Verbindet ihr alle Stellen als Stichleitung mit einer PA Schiene und "bügelt" ihr drüber?


----------



## winnman (6 Dezember 2015)

Das hängt stark von den örtlichen Gegebenheiten und den möglichen Anschlusspunkten ab.

Ich kenne deine Anlage jetzt ja nicht.
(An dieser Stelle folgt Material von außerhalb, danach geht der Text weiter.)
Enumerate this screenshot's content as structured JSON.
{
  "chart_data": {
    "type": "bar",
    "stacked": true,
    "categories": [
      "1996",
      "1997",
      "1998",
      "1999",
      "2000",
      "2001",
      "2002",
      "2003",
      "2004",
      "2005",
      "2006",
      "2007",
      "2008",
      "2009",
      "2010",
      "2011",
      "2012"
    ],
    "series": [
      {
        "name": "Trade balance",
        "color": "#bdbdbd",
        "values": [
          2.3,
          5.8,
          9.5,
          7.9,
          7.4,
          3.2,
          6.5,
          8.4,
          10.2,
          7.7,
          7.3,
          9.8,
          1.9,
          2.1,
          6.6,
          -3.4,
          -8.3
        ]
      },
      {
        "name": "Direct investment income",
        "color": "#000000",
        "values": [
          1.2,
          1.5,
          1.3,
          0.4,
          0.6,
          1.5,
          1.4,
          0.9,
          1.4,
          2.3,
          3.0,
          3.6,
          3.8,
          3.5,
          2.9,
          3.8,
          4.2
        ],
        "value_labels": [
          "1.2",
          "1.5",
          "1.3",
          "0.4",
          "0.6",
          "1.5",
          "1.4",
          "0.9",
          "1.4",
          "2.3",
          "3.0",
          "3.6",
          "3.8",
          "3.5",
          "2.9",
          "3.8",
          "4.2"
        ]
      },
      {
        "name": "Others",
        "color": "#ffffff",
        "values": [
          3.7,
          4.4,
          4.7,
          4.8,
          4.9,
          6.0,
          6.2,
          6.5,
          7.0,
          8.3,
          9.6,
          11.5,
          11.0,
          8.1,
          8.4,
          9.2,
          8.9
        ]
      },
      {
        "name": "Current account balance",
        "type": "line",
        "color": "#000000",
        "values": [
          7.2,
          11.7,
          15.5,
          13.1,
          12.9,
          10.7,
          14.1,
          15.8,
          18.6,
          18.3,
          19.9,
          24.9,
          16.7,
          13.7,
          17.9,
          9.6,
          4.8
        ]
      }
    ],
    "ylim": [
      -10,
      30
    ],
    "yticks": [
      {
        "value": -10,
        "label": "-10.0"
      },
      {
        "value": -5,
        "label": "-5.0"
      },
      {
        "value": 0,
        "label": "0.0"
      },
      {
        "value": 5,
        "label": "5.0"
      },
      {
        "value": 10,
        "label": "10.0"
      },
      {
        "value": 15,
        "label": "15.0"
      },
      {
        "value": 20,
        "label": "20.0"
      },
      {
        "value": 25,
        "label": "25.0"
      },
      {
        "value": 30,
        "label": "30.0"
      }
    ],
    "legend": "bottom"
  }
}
Gehe aber mal zB.: von einem Förderband aus.
Das hat an einem Ende einen Motor.
Das Teil wird irgendwo in einer größeren Anlage stehen.
Motor erhält Schutzleiter ->ist klar.
Mechanik wird an den nächsten Potentialausgleichspunkt angeschlossen.
Das Förderband wird ja jetzt an der dem Antrieb gegenüberliegenden Seite auch eine Näherung zur Rest der Anlage haben, hier auf alle Fälle eine Potentialverbindung.

Potentialschleifen lassen sich hier nicht verhindern.

Bügeln über massive Verschraubungen (Flansche, . . .) machen wir normalerweise nicht.

Große Bauteile können durchaus an 10 und mehr Stellen Verbindung mit dem Potentialausgleich haben.

Potentialausgleich wird teilweise auch durch mitführen blanker 95mm² Cu in Kabeltassen verteilt.

Wir achten immer darauf, das zu jedem Teil mindestens 2 Anschlüsse vorhanden sind (damit kann auch mal ein Zwischenteil ausgebaut werden und der PA bleibt trotzdem aufrecht)


----------